Use TrustGate with any major provider — through native APIs or transparent proxy mode.
  • OpenAI (including Azure OpenAI), Anthropic, Google (Gemini / Vertex), Mistral, Cohere, AWS Bedrock.
  • Open-source and self-hosted models behind gateways that expose an OpenAI-compatible API.
  • Internal or fine-tuned models exposed via HTTP or gRPC.

AI platforms & frameworks

  • Agent frameworks that call LLMs and tools — LangChain, LlamaIndex, Semantic Kernel, AutoGen, CrewAI.
  • Retrieval stacks with vector stores, knowledge bases, and RAG pipelines.
  • Internal AI platforms that expose their own chat or completion APIs.

APIs & gateways

  • Put TrustGate behind an existing API gateway (for example Kong, Apigee, AWS API Gateway) to add AI-aware controls.
  • Or put TrustGate in front, for new AI-only routes where you want TrustGate to own routing, auth, and enforcement.

MCP servers & tools

TrustGate understands MCP natively, but at the Runtime Security layer — not via the AI Gateway.
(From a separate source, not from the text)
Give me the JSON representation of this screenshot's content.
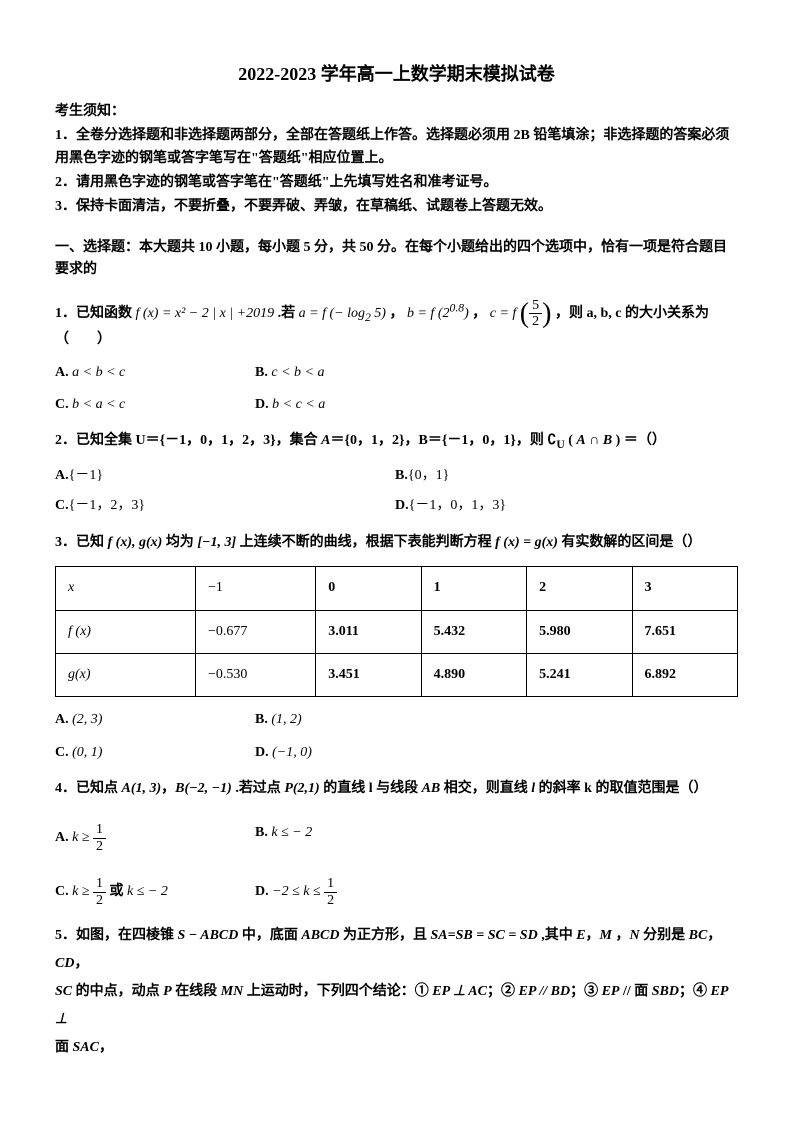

The AI Gateway carries the LLM request/response (which contains the tools[] definitions and tool_calls the model produces); the Runtime Security plugins inspect those payloads to:
  • Restrict which tools each route or identity may call.
  • Validate tool arguments against a schema.
  • Apply rate and budget limits per tool and per conversation.
MCP servers themselves are not routed through the AI Gateway; agents continue to talk to their MCP servers directly. See Agent & MCP security for the controls.

Observability & SIEM

  • Logs and events stream out as JSON over HTTP, file, or message bus.
  • OpenTelemetry traces and metrics are supported end-to-end.
  • Native SIEM connectors for Splunk, Elastic (ELK), IBM QRadar, Microsoft Sentinel, and Datadog — so AI detections can be correlated with identity, network, and application telemetry. See SIEM Integration.

Identity

  • SSO and SCIM for admin access.
  • Request-level identity is carried through as metadata on every event — so policies and logs can reason about users, apps, and tenants.